Cukuplah da'i populer mengisi ruang publik layar kaca demikian memukau 
dan memiliki daya magnet tinggi dengan topangan pemilik modal yang 
berorientasi pasar, kini diperlukan para da'i yang menajamkan mata hati 
secara berimbang dengan daya nalar. Sebab ternayata kemasan tak 
selamanya kokoh. Pesona luar akhirnya luntur pula. Bahkan kharisma tokoh 
yang menghipnotis massa populer akhirnya berakhir hambar, dengan 
apologia yang tersisa. Kini, sungguh diperlukan gerak pencerahan umat 
yang lebih autentik, mendasar, dan transformasional.
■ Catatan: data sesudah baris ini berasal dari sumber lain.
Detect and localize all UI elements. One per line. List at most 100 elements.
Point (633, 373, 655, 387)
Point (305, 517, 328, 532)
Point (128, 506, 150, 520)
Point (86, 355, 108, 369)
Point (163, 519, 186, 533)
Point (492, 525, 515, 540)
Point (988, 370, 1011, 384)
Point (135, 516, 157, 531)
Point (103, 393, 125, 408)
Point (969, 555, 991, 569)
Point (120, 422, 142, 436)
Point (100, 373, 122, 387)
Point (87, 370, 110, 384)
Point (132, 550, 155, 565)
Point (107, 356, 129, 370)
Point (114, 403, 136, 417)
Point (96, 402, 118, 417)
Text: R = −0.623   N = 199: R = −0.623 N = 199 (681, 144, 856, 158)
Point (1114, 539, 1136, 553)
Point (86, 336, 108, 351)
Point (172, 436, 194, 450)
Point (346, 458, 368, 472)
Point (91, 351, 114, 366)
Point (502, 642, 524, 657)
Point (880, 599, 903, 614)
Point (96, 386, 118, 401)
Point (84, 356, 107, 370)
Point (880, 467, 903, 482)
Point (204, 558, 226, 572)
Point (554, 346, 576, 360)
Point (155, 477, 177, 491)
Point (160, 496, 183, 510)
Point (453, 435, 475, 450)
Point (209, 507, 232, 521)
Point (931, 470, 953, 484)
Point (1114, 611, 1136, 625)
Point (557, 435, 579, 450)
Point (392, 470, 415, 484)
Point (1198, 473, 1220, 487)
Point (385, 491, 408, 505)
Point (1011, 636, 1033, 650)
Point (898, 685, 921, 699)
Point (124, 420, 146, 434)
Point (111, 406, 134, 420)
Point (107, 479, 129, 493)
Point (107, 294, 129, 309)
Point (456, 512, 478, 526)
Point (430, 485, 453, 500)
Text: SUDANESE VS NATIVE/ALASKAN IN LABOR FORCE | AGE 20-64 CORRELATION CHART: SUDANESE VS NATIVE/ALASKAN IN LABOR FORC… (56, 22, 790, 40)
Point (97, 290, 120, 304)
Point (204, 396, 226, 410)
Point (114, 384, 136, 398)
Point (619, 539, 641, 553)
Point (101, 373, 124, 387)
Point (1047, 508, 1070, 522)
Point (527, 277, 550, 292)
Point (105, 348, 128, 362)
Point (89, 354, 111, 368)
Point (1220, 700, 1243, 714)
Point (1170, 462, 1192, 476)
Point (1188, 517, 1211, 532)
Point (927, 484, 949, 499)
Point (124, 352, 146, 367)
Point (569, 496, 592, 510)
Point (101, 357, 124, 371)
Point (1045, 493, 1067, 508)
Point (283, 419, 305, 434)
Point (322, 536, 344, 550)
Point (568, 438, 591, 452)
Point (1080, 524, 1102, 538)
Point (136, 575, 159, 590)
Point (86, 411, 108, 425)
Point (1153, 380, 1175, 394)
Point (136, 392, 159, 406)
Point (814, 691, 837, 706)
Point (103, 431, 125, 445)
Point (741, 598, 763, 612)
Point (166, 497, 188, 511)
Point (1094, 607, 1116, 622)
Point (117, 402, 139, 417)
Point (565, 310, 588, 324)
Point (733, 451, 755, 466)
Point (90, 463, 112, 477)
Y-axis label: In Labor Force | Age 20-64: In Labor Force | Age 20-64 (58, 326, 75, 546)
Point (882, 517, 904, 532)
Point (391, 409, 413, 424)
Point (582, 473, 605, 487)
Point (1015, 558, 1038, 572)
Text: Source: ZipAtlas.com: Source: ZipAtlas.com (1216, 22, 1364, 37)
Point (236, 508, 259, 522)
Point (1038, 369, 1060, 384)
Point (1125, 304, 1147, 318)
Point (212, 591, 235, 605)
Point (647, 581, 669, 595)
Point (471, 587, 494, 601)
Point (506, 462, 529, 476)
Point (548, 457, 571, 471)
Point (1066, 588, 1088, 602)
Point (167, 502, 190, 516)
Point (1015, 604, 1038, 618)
Islam populer ternyata rapuh terhadap gelombang godaan dan tantangan 
yang lebih dahsyat. Fenomena pendewaan materi, hawa nafsu, kekuasaan, 
dan popularitas telah menjebol pagar Islam simbolik nyaris tanpa daya 
tahan yang kokoh. Lebih-lebih ketika menghadapi kapitalisme yang telah 
menggurita hampir seluruh relung kehidupan umat manusia saat ini. Orang 
lalu kembali ke aslinya, ke habitatnya semula, dan topeng pun tersibak 
ke ruang publik. Pesona keagamaan ternyata ringkih, tak sekokoh dan 
seindah sebagaimana hipnotika publik.

Jangan-jangan, banyak di antara kita orang Islam selama ini terjebak 
atau terbuai dalam pesona keagamaan yang ringkih itu. Kendati dari luar 
kelihatan meriah dan memikat. Apa boleh buat. Itulah wajah Islam 
Indonesia yang warna-warna dan mungkin belum sepenuhnya akil-balig. Tak 
perlu disesali, apalagi dingkari. Kini yang diperlukan tawaran-tawaran 
Islam yang lebih mencerahkan. Islam yang autentik dan berkemajuan. Islam 
yang lebih moderat dan menawarkan jalan tengah. Bukan Islam sekadar jadi 
pemblok rasa sakit atau yang serba mengepalkan tangan penuh nada marah 
dan pertempuran. Apalagi sekadar Islam yang menghadirkan pesona 
keagamaan di panggung publik, tetapi rapuh dan ringkih.